LANs are narrow in size, which means that the worst-case transmission time is bounded and known by us in advance. Knowing this bound makes it possible to use definite kinds of designs that would not be possible otherwise. It also simplifies the network management. LANs may use a transmission technology comprising of a cable to which all the machines are linked, like the telephone company party lines once used in rural areas. Traditional LANs run at an average speeds of 10 Mbps to 100 Mbps, have less delay (microseconds or nanoseconds), and make very less errors.
Newer LANs operate up to 10 Gbps various topologies are likely possible for the broadcast LANs. Figure1 gives two of them. In the bus (i.e., a linear cable) network, at any point at most one machine is the master and is allowed to transmit the information. All the other machines are needs to refrain from sending. An arbitration mechanism is needed to resolve conflicts when two or more machines want to transmit simultaneously. The arbitration mechanism may be centralized or distributed. IEEE 802.3, popularly called Ethernet, for example, is a bus-based broadcast network with decentralized control, usually operating at 10 Mbps to 10 Gbps. Computers on an Ethernet can transmit whenever they want to; if two or more packets collide, each computer just waits a random time and tries again later.
Another type of broadcast system is the ring.

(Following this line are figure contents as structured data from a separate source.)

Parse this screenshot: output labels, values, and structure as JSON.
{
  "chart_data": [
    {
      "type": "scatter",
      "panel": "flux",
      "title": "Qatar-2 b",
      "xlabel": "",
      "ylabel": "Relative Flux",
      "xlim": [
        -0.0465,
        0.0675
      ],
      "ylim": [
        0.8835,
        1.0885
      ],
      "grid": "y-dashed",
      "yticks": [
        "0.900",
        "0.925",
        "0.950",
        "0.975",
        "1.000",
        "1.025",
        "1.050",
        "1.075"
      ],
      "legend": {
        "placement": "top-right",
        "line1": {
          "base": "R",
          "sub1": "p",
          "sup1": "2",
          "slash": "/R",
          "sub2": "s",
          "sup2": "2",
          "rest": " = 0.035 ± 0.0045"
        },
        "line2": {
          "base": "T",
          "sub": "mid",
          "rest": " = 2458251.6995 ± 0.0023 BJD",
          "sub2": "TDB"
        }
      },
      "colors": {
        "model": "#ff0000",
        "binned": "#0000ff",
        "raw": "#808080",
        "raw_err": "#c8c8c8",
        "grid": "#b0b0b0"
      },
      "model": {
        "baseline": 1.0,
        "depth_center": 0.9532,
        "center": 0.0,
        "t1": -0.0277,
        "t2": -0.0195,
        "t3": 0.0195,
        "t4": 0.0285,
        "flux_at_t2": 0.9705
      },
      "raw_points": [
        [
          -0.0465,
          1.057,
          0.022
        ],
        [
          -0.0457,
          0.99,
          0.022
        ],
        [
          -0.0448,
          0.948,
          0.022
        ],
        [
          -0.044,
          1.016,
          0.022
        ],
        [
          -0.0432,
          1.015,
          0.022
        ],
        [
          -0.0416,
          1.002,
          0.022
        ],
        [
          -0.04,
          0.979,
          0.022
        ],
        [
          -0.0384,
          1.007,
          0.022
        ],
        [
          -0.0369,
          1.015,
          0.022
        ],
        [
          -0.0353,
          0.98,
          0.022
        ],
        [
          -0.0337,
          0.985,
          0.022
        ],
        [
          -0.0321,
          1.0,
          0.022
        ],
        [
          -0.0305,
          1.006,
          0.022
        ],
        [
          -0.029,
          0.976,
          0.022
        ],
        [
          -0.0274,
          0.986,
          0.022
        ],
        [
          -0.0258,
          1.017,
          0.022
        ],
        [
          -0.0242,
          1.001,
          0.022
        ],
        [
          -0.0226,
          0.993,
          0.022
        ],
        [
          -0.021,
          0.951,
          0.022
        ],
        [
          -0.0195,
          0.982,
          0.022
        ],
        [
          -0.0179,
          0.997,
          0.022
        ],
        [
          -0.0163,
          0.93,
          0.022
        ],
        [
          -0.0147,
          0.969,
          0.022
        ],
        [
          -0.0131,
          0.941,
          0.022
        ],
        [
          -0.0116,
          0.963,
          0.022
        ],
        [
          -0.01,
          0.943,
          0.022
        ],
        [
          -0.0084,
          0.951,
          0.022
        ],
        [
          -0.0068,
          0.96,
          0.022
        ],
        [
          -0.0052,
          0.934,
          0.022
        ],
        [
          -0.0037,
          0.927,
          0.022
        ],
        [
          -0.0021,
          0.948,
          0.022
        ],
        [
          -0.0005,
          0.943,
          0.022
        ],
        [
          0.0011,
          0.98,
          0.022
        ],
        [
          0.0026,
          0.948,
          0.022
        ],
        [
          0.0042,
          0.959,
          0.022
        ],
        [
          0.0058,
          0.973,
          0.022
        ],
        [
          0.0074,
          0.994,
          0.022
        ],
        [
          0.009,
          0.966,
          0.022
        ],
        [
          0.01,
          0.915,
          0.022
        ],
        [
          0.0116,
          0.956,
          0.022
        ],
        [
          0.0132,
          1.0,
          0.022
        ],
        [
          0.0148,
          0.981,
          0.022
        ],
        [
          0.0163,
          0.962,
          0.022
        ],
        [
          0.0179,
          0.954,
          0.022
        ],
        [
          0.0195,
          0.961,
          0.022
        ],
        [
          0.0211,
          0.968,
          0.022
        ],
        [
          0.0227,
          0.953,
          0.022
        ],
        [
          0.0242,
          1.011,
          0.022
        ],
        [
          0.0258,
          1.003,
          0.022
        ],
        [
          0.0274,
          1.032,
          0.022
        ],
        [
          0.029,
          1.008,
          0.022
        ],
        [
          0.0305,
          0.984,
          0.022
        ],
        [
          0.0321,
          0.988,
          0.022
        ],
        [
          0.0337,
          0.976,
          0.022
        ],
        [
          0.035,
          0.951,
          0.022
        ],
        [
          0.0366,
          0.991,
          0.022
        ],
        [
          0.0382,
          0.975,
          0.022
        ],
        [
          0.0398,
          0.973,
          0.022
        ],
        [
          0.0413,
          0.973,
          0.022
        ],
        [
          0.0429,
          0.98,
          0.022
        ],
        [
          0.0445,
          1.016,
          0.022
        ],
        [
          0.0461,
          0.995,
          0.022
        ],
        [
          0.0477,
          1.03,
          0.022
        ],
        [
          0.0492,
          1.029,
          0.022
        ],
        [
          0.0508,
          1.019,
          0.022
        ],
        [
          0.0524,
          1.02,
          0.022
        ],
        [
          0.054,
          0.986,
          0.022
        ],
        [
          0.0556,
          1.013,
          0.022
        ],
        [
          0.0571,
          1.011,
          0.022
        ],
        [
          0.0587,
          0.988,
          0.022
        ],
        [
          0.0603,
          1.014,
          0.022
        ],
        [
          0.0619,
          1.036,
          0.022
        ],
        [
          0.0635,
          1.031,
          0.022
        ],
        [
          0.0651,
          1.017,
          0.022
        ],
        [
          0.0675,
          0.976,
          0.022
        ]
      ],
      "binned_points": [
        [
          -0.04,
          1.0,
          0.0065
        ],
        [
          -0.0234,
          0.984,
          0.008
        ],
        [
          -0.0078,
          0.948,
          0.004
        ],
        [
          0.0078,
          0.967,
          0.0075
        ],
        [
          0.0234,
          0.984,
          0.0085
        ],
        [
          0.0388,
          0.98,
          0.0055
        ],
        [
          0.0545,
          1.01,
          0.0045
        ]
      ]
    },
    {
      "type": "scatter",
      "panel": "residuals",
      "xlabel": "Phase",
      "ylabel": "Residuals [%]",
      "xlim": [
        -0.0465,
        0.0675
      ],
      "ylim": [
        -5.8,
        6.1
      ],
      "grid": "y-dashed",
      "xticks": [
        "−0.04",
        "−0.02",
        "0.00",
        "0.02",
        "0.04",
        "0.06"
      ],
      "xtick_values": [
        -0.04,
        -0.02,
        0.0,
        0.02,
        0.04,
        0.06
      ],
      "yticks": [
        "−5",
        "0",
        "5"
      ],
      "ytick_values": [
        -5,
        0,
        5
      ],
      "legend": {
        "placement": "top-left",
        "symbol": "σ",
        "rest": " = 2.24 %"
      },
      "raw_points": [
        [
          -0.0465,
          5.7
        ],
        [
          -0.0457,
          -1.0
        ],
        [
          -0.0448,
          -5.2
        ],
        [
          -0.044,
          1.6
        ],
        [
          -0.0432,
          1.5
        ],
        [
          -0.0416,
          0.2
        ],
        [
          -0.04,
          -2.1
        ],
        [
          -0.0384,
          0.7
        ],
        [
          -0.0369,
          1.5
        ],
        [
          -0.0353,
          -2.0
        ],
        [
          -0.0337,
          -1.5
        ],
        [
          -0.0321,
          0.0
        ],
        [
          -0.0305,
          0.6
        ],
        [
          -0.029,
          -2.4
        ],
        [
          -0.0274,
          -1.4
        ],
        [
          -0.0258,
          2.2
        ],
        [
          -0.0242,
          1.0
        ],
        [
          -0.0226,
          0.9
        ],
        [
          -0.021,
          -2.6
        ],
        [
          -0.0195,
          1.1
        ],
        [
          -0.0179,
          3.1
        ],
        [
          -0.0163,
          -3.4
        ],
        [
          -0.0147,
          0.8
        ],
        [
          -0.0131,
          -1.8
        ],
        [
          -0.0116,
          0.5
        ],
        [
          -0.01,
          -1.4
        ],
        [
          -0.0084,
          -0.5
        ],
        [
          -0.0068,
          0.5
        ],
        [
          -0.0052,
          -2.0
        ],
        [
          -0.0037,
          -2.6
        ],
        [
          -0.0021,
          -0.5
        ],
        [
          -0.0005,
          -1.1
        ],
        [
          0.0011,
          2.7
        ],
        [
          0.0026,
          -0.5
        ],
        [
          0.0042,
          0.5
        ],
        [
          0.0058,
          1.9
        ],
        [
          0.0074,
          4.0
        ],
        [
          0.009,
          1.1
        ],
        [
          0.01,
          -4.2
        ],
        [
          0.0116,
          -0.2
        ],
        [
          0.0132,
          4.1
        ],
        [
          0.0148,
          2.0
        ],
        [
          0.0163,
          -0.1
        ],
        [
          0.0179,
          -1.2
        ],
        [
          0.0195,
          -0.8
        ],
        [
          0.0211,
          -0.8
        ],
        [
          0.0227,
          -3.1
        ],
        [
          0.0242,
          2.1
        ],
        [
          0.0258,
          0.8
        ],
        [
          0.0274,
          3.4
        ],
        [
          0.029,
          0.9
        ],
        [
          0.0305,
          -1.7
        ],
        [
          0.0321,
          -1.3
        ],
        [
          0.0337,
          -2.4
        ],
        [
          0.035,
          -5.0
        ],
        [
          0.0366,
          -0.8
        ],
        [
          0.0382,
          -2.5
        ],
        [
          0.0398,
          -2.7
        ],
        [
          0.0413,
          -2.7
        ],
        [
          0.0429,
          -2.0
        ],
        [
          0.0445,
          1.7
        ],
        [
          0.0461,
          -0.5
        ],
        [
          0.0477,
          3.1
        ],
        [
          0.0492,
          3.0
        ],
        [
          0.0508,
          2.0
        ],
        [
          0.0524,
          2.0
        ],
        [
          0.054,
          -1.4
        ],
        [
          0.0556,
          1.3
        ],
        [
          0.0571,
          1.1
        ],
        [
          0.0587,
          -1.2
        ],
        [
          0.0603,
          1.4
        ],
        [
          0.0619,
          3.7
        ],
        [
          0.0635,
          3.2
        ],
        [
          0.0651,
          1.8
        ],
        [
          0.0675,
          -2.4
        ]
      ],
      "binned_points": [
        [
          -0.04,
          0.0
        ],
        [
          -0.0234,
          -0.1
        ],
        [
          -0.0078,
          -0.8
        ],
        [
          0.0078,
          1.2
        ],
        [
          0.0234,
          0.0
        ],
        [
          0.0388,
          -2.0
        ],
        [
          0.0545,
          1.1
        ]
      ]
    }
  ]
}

In the ring, each bit propagates around on its own, not waiting for the rest of the packet from where belongs. Characteristically, each bit circumnavigates the entire ring in the time it takes to send out a few bits, frequently before the complete packet has even been transmitted. As with all the other broadcast systems, some rule is required for the arbitrating simultaneous accesses to the ring. Many methods, such as having the machines take turns, are in use. IEEE 802.5 (the IBM token ring), is a ring-based LAN operating system at 4 and 16 Mbps. FDDI is one more example of a ring network.